Bagaimana Memahami Konflik Mu’awiyah dan ‘Ali?

Bagaimana Memahami Konflik Mu’awiyah dan ‘Ali?

Massa menyambut kedatangan Presiden dan Wapres dengan sangat antusias. Tiba-tiba sekelompok orang bersenjata muncul dari tengah massa lalu menghujani rombongan Presiden dengan puluhan peluru tajam.

Paspampres terkejut menyaksikan serangan yang begitu mendadak. Mereka membalas serangan orang-orang itu dengan begitu gigih sehingga bisa mengusir mereka dan melumpuhkan sebagian mereka. Namun sayangnya, usaha itu tidak bisa mencegah jatuhnya korban.

Banyak orang yang tewas karena serangan tersebut. Bahkan, Presiden dan Wapres turut menjadi korban serangan tersebut. Keduanya tewas terkena peluru tajam kelompok bersenjata tadi!

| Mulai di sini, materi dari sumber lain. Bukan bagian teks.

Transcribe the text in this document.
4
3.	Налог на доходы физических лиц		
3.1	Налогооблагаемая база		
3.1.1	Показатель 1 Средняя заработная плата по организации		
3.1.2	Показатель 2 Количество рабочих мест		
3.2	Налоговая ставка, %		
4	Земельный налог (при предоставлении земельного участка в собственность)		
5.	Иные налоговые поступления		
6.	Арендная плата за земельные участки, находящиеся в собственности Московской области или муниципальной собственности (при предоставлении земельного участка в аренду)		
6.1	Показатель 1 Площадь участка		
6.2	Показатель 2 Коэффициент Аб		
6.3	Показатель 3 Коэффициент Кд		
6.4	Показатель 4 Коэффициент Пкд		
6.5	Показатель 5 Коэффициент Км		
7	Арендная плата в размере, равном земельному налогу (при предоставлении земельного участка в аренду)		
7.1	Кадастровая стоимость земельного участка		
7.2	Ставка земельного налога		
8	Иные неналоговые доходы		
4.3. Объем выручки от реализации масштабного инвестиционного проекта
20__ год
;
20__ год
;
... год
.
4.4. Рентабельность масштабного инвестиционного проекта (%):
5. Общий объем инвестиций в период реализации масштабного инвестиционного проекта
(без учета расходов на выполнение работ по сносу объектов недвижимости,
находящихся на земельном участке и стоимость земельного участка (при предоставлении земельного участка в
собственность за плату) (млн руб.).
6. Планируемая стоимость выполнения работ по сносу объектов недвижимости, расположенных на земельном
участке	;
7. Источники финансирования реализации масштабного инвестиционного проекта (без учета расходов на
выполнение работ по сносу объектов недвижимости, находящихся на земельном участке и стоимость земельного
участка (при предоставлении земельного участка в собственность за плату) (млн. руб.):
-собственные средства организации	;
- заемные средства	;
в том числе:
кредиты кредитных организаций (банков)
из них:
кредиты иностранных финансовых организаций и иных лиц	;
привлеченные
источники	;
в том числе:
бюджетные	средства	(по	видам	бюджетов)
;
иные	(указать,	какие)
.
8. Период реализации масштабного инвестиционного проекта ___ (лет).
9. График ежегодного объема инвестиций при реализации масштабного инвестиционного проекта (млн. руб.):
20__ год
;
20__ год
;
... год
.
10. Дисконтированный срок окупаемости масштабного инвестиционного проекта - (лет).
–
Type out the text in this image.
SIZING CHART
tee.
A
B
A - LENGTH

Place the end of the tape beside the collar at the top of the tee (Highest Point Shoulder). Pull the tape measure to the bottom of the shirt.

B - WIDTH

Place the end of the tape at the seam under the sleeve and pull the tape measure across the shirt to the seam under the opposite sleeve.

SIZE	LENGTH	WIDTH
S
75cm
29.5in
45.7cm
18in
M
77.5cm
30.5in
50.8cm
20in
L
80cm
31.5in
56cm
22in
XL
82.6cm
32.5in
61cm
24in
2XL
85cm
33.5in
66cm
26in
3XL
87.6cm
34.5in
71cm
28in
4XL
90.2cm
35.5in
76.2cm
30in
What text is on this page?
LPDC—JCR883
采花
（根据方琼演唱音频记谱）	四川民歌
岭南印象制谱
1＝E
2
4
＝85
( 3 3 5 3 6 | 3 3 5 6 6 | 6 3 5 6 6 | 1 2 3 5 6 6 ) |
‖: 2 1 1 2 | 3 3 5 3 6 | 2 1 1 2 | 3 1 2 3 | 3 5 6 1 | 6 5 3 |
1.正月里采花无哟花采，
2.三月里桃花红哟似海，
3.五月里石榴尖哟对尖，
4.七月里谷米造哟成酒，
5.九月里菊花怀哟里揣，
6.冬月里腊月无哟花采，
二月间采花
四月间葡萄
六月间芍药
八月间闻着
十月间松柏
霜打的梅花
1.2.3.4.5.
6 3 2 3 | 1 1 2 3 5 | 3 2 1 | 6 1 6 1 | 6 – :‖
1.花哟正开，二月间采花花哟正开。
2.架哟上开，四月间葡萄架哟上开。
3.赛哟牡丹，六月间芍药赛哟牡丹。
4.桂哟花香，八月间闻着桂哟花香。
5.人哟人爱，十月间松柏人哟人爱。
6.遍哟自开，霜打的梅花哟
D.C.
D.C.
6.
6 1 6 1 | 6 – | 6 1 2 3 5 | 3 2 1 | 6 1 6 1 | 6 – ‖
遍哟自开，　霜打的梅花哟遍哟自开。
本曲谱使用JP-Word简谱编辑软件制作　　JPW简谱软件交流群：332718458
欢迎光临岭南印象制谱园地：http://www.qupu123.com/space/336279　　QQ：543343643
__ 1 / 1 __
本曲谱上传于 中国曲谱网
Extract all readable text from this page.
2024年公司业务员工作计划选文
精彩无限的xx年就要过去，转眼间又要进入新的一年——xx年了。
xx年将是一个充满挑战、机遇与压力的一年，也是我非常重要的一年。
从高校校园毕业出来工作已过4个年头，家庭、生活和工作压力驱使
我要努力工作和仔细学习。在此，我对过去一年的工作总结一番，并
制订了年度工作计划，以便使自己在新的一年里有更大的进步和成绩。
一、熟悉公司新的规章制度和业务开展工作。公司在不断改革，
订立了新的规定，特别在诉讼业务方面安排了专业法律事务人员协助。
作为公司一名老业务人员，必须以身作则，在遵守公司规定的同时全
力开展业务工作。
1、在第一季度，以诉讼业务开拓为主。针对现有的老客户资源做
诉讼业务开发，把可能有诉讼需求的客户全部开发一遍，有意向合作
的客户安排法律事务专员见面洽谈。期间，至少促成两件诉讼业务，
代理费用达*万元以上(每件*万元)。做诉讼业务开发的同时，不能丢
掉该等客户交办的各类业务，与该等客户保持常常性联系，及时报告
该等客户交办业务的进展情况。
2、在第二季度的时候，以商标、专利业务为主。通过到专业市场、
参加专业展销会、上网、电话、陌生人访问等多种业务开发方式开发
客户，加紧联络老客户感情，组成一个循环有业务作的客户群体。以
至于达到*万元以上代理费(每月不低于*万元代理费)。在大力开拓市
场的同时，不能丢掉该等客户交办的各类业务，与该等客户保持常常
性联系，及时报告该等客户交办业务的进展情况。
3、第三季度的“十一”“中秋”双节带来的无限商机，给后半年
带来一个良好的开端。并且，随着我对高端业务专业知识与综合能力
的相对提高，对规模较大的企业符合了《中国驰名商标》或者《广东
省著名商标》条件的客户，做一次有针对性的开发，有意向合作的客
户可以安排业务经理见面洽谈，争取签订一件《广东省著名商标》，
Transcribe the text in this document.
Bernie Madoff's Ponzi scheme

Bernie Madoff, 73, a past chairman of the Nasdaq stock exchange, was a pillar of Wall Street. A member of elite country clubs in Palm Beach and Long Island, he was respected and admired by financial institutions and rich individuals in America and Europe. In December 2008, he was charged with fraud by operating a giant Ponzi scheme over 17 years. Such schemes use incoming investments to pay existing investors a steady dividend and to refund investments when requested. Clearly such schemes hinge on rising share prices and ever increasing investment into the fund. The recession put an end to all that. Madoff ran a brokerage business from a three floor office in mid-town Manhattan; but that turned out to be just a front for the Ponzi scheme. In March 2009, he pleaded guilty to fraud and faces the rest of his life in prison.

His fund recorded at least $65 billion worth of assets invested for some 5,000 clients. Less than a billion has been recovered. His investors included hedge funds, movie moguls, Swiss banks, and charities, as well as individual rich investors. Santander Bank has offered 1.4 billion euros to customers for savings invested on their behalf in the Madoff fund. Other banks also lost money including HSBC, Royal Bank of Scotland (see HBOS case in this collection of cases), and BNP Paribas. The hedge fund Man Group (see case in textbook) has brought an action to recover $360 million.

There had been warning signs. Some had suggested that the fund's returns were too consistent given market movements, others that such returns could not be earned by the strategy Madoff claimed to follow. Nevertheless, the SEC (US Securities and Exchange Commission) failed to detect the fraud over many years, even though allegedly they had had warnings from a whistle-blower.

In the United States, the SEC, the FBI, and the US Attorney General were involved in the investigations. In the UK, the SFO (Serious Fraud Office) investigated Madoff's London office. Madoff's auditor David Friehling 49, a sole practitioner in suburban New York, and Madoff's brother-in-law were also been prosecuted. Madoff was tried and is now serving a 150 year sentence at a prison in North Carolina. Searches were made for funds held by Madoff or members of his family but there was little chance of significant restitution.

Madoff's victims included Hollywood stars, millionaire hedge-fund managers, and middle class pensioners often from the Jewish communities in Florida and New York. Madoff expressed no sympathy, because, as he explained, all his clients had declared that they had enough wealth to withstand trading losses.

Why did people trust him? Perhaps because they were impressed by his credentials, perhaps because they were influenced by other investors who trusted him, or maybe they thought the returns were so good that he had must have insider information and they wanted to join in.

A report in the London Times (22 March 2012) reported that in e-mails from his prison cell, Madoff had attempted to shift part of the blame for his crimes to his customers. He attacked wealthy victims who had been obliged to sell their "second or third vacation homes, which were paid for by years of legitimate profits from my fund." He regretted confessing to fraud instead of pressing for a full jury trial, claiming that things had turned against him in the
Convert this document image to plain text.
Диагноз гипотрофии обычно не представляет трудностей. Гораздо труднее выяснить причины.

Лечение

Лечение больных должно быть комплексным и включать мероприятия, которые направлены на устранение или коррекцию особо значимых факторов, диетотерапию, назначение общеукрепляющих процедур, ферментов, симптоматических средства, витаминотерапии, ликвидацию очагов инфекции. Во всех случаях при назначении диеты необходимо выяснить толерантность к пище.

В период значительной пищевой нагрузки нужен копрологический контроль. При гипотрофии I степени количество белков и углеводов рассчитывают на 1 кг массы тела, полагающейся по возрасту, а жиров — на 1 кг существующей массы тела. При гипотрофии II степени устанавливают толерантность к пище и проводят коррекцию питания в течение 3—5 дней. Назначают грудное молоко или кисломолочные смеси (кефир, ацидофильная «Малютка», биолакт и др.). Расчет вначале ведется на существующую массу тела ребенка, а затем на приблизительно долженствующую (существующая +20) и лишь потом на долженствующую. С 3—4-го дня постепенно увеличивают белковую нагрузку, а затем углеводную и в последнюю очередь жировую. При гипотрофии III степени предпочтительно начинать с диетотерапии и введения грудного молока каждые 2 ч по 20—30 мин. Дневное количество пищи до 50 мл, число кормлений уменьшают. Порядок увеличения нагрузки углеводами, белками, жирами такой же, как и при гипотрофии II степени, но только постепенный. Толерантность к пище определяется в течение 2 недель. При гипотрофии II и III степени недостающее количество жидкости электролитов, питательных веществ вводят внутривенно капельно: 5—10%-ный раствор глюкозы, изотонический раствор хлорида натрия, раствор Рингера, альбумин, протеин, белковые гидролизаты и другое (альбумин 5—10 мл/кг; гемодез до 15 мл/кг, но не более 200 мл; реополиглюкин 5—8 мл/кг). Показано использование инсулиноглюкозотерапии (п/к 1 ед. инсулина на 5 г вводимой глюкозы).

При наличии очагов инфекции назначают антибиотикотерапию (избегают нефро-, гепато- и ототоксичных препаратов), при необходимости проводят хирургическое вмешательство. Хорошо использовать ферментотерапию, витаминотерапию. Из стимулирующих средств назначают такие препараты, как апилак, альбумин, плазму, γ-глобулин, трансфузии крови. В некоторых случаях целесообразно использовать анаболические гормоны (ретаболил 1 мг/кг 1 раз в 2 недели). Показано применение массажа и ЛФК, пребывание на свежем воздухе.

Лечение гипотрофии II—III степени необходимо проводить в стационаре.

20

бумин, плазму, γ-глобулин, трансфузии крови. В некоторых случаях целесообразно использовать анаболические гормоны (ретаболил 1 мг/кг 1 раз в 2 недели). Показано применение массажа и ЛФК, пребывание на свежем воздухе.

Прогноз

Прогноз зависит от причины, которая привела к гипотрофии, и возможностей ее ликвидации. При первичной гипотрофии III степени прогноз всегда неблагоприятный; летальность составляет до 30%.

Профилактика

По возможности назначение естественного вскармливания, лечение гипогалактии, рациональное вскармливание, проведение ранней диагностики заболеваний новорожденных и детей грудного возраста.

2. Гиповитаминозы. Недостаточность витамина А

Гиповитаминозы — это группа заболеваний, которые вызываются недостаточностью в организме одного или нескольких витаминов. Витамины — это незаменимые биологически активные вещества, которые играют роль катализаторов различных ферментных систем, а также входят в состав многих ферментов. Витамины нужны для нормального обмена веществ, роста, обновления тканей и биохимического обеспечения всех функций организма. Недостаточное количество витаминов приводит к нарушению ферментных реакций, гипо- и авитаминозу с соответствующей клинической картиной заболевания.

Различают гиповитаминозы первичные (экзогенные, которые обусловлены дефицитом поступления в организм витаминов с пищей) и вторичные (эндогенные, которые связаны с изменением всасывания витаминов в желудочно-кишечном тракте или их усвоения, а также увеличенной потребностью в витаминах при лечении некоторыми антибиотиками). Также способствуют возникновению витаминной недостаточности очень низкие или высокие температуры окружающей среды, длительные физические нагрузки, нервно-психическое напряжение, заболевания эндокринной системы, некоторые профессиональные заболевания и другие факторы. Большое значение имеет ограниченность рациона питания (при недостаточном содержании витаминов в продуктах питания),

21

Gegerlah Indonesia. Usut punya usut ternyata para pelaku penyerangan itu adalah orang-orang yang selama ini tidak suka dengan kebijaksanaan Presiden!

Mereka menganggap beliau menyuburkan praktek Korupsi, Kolusi dan Nepotisme selama pemerintahan beliau. Mereka merasa geram dan kesal menyaksikan kelambanan pemerintah memberantas penyakit itu, makanya mereka pun mengambil jalan pintas, yakni menyingkirkan presiden secepat mungkin agar negara cepat ‘sembuh’!

Rakyat Indonesia sangat terkejut mengetahui tragedi itu.

Untuk menghindari kekosongan pemerintahan, MPR segera mengadakan sidang istimewa guna menentukan orang yang akan memimpin Indonesia setelah kekacauan ini.

Akhirnya ditetapkanlah Basuki sebagai presiden. Namun, ada pihak yang tidak setuju dengan keputusan MPR itu. Mereka memprotes naiknya Basuki menjadi presiden. Mereka ingin ditegakkan dulu hukum atas para pembunuh Presiden dan Wapres, barulah menetapkan Basuki sebagai presiden.

Namun, di pihak lain, ada yang mendukung naiknya Basuki menjadi presiden dengan alasan supaya tidak ada kekosongan pemerintahan dan tidak terjadi kekacauan lebih lanjut.

Akhirnya, rakyat Indonesia terbagi menjadi dua kelompok: Kelompok yang kontra dengan naiknya Basuki jadi presiden dan kelompok yang pro dengan naiknya Basuki jadi presiden.

Kelompok yang kontra dipimpin oleh Wibowo, sedangkan kelompok yang pro dipimpin oleh Basuki sendiri.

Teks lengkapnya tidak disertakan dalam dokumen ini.